Йети прятался в гроте – может, там было и его логово. Перед моим выстрелом – вот ведь совпадение – он решил напасть на солдата со спины. Моя усталая пуля 1895 года выпуска (может быть, чуть-чуть позже) прошила тонкую мальчишескую ладонь солдатика и по новому невероятному совпадению ударила прямо в глаз лесному чудищу. Это было для меня Доказательством Бытия Божия. Если бы малокалиберный и выдохшийся в коробке патрон попал бы в лоб или в скулу Йети, он бы его только разозлил. Войти внутрь ненавистного покатого черепа неандертальца пуля могла только при одном условии: если не встретиться с костью. То есть через два глаза, и может быть, через два уха. Вероятность такого попадания в существо, которое я даже не видел, равнозначна попаданию в бешенно скачущую белку слепым стрелком на расстоянии не менее 100 метров.

С тех пор я больше не верю в случайности. Я не выходил из комсомола, и не сжигал прилюдно членского билета (это войдет в моду много позже), но как то сразу отошёл от всех комсомольских дел… Может быть, и зря – неплохая в целом была организация.

С нас взяли подписку о неразглашении государственной тайны. И только тут я вспомнил, что мой отец имел шрам на руке, и на все мои детски вопросы отвечал: «понимаешь, сынок, я давал подписку никому про этот случай не рассказывать»…

Я постепенно просыпаюсь… Морок спадает, но постепенно… Да, ведь я мальчишка 70-х… Что и каким образом я мог делать в целинных горах 50-х годов, до своего рождения? Но если всё это сон и выдумка, если этого никогда не было – то откуда на ладони отца оказался этот «подписной» рваный шрам?!

ЗАГАДКА СФИНКСА

Клуб германо-нашенского делового партнёрства – это такое детище досанкционных времён, событие для нашего заштатного и затерянного в Сибири города. Прилетали немцы из Саксонии, из Баварии – представители деловых кругов, их на лимузинах отвозили в конференц-зал губернского управления торговли и внешних связей, там с умным видом выспрашивали что-то через переводчиков. А деловые немцы тоже с умным видом отвечали, давали интервью, звали к себе на инвестиции и сами привозили какие-то инвестиции… Впрочем, по моему больше болтали про инвестиции…

Немцам у нас нравилось. Они устраивали у нас летние сплавы по бурным горным рекам, а зимой – катались на лыжах по таёжным маршрутам. И нашим прохиндеям у них тоже нравилось. Потому сложился устойчивый такой блочок, водой не разольёшь: то саксонцы к нам… То наши к ним…

Меня это, в общем-то, никаким боком не касалось, кроме возможности пожевать изящную выпечку на презентациях, а если повезёт – то даже и спереть, по давней святой журналисткой традиции, бутылку водку. Это уж как водится… Ежели её никто за твоим столиком не распечатает… Всё одно ведь сервираторы сопрут себе к коптёрку, лучше уж… Я вам по секрету скажу, у того журналиста, который ходит по деловым презентациям – даже карман специальный имеется, чтобы бутылка проходила. На этой стезе – не я первый, не я последний…

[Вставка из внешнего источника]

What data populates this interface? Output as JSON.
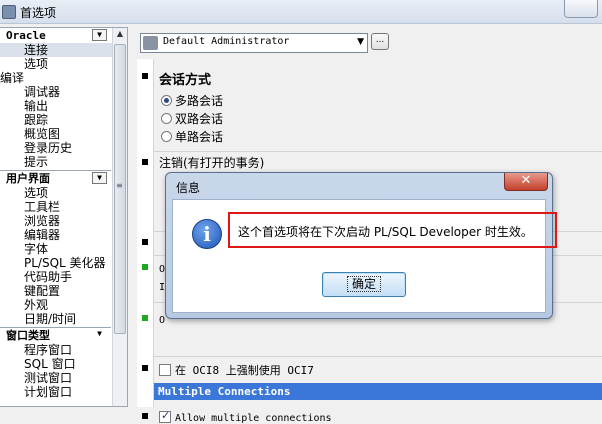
{
  "window": {
    "title": "首选项"
  },
  "sidebar": {
    "groups": [
      {
        "label": "Oracle",
        "items": [
          "连接",
          "选项"
        ]
      },
      {
        "label": "编译",
        "items": [
          "调试器",
          "输出",
          "跟踪",
          "概览图",
          "登录历史",
          "提示"
        ]
      },
      {
        "label": "用户界面",
        "items": [
          "选项",
          "工具栏",
          "浏览器",
          "编辑器",
          "字体",
          "PL/SQL 美化器",
          "代码助手",
          "键配置",
          "外观",
          "日期/时间"
        ]
      },
      {
        "label": "窗口类型",
        "items": [
          "程序窗口",
          "SQL 窗口",
          "测试窗口",
          "计划窗口"
        ]
      }
    ]
  },
  "toolbar": {
    "profile_value": "Default Administrator",
    "more_button": "..."
  },
  "session": {
    "title": "会话方式",
    "options": [
      "多路会话",
      "双路会话",
      "单路会话"
    ],
    "selected_index": 0
  },
  "logout": {
    "title": "注销(有打开的事务)"
  },
  "partial_rows": [
    "O",
    "I",
    "O"
  ],
  "oci8_checkbox": {
    "label": "在 OCI8 上强制使用 OCI7",
    "checked": false
  },
  "multiple_connections": {
    "header": "Multiple Connections",
    "allow_label": "Allow multiple connections",
    "checked": true
  },
  "dialog": {
    "title": "信息",
    "close": "✕",
    "message": "这个首选项将在下次启动 PL/SQL Developer 时生效。",
    "ok_label": "确定"
  }
}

Работаю я в местной «Экономической газете», простым репортёром. Живу одиноко, в маленькой панельной квартирке, на которую накатывают волны босяцкой разрухи. Зарабатываю немного, но в принципе – мне хватает…

Ну, конечно, по журналистским меркам я в самом низу пищевой цепи. Вот, судите сами: репортёр – это пехота журналистики, он в атаки ходит, на презентации и объекты, и в дождь, и в снег, и в грязь лицом… Такого завсегда куда-нибудь заслать могут, сам себе не хозяин. Поднимаешься на ступеньку – ты корреспондент. Это уже посолиднее – уже ты сам корреспонденцию готовишь, а не просто описываешь увиденное. Ещё шаг наверх – обозреватель. Этому никуда бегать не надо, ему информацию подают на блюдечке, чтобы он её «обозрел». Обозит он её минут за двадцать – считай, весь день свободен… Они поэтому алкаши и курильщики завзятые, эти обозреватели…

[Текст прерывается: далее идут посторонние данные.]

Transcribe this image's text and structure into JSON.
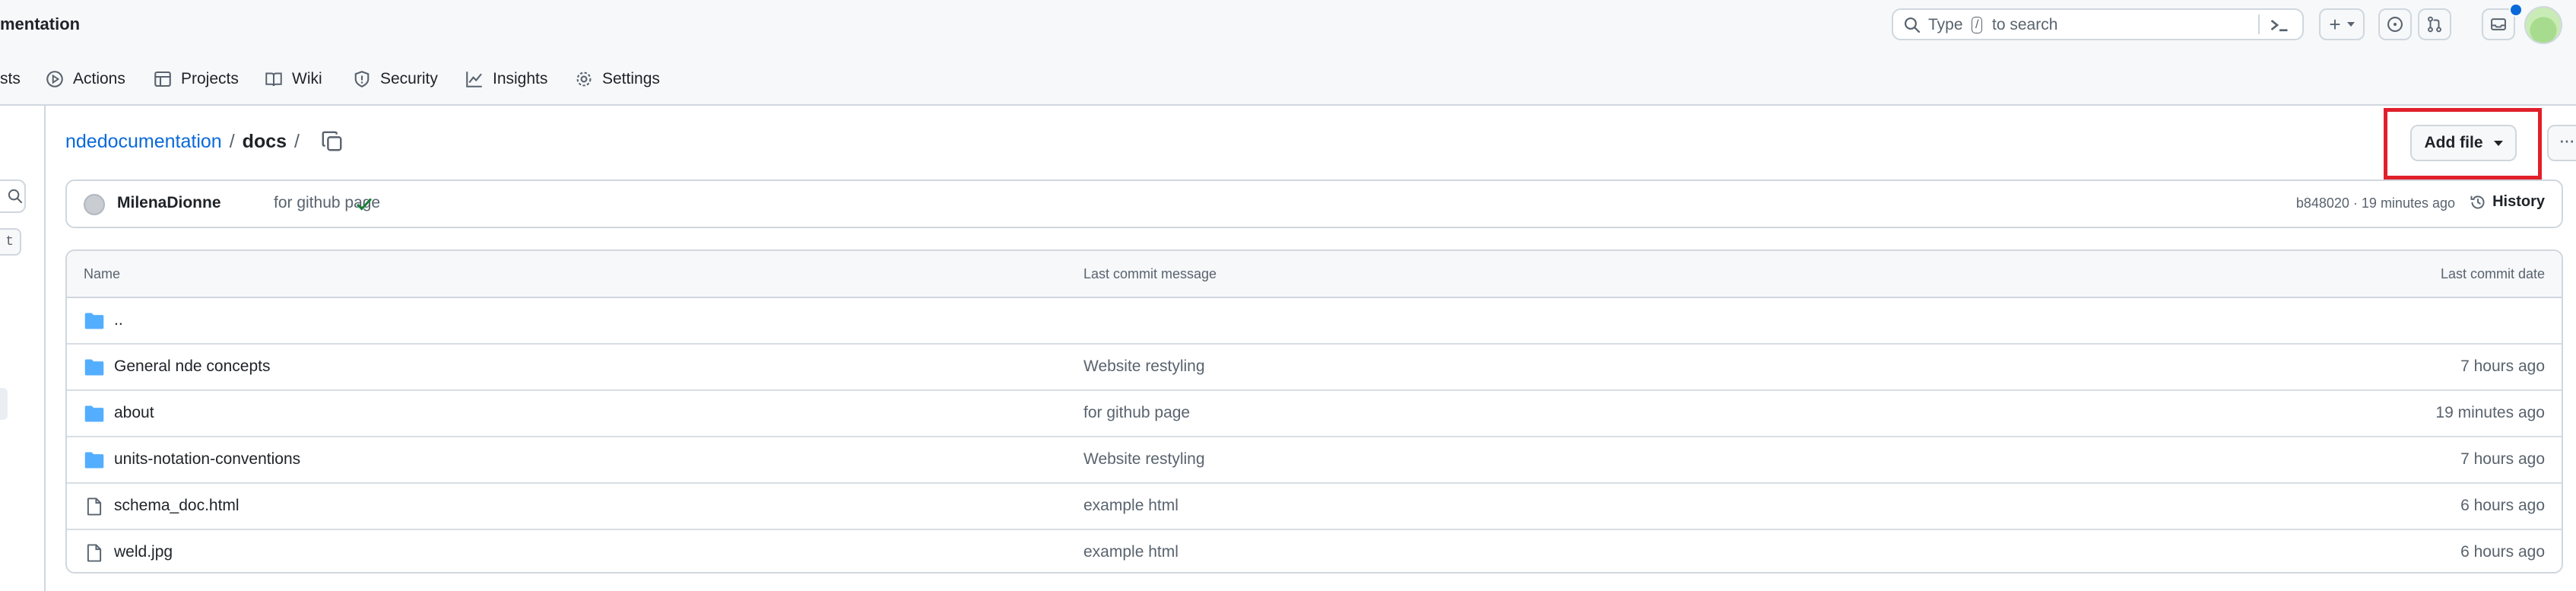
{
  "header": {
    "repo_title": "mentation",
    "search": {
      "type": "Type",
      "slash": "/",
      "rest": "to search"
    },
    "create_label": "+"
  },
  "nav": {
    "items": [
      {
        "label": "sts",
        "icon": "pull-request-icon"
      },
      {
        "label": "Actions",
        "icon": "play-icon"
      },
      {
        "label": "Projects",
        "icon": "table-icon"
      },
      {
        "label": "Wiki",
        "icon": "book-icon"
      },
      {
        "label": "Security",
        "icon": "shield-icon"
      },
      {
        "label": "Insights",
        "icon": "graph-icon"
      },
      {
        "label": "Settings",
        "icon": "gear-icon"
      }
    ]
  },
  "sidebar": {
    "shortcut_key": "t"
  },
  "breadcrumb": {
    "repo": "ndedocumentation",
    "sep1": "/",
    "current": "docs",
    "sep2": "/"
  },
  "toolbar": {
    "add_file": "Add file",
    "more": "···"
  },
  "commit": {
    "author": "MilenaDionne",
    "message": "for github page",
    "meta": "b848020 · 19 minutes ago",
    "history": "History"
  },
  "table": {
    "headers": {
      "name": "Name",
      "message": "Last commit message",
      "date": "Last commit date"
    },
    "rows": [
      {
        "type": "folder",
        "name": "..",
        "message": "",
        "date": ""
      },
      {
        "type": "folder",
        "name": "General nde concepts",
        "message": "Website restyling",
        "date": "7 hours ago"
      },
      {
        "type": "folder",
        "name": "about",
        "message": "for github page",
        "date": "19 minutes ago"
      },
      {
        "type": "folder",
        "name": "units-notation-conventions",
        "message": "Website restyling",
        "date": "7 hours ago"
      },
      {
        "type": "file",
        "name": "schema_doc.html",
        "message": "example html",
        "date": "6 hours ago"
      },
      {
        "type": "file",
        "name": "weld.jpg",
        "message": "example html",
        "date": "6 hours ago"
      }
    ]
  },
  "colors": {
    "link": "#0969da",
    "highlight": "#e0202b",
    "folder": "#54aeff",
    "check": "#1a7f37"
  }
}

Ещё вверх по лесенке – и попадаем в круг зав-отделами и колумнистов. Зав-отделы не знаю зачем, это типа пенсии для заслуженных писак, которые уже исписались, а выгнать их редактору жалко… Колумнист – белая кость! Сам выдумывает, что в своей колонке написать! О таком только мечтать можно!

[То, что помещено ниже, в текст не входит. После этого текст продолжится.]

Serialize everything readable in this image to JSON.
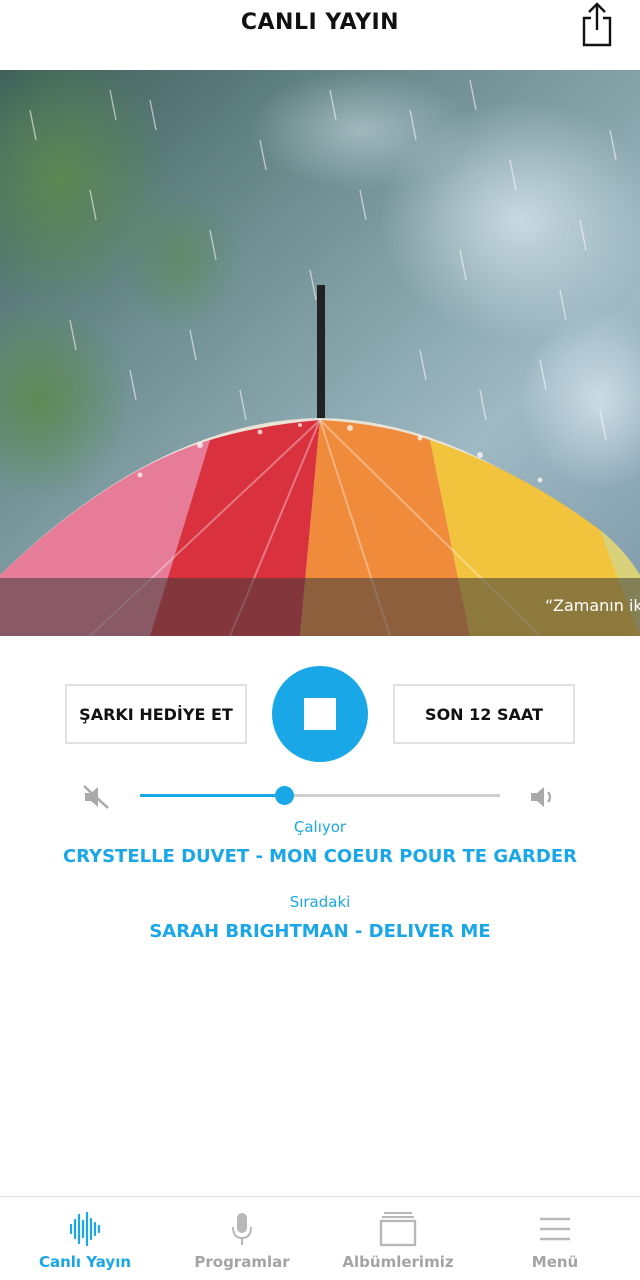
{
  "header": {
    "title": "CANLI YAYIN",
    "share_icon": "share-icon"
  },
  "hero": {
    "image_description_icon": "rainbow-umbrella-in-rain-image",
    "ticker_text": "“Zamanın iki"
  },
  "player": {
    "gift_song_label": "ŞARKI HEDİYE ET",
    "last12_label": "SON 12 SAAT",
    "stop_icon": "stop-icon",
    "volume_level": 0.4,
    "mute_icon": "volume-mute-icon",
    "volume_up_icon": "volume-up-icon",
    "now_playing_label": "Çalıyor",
    "now_playing_song": "CRYSTELLE DUVET - MON COEUR POUR TE GARDER",
    "next_label": "Sıradaki",
    "next_song": "SARAH BRIGHTMAN - DELIVER ME"
  },
  "tabs": [
    {
      "label": "Canlı Yayın",
      "icon": "waveform-icon",
      "active": true
    },
    {
      "label": "Programlar",
      "icon": "microphone-icon",
      "active": false
    },
    {
      "label": "Albümlerimiz",
      "icon": "albums-icon",
      "active": false
    },
    {
      "label": "Menü",
      "icon": "hamburger-menu-icon",
      "active": false
    }
  ],
  "colors": {
    "accent": "#1aa7e8",
    "inactive": "#a4a4a4"
  }
}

Но и это не предел. Выше там зам-редакторы, ответы, выпускающие и прочая, и главный редактор – как маленький фюрер третьего рейха в миниатюре…

– …Крушение поезда?! Прекрасно! Жертвы есть?

– Есть.

– Великолепно! И много?!

– Полна коробушка…

– Замечательно! Чувствовал – сверстаем сёдня великий номер газеты!!!

Когда годами в этом живешь – перестаёшь удивляться…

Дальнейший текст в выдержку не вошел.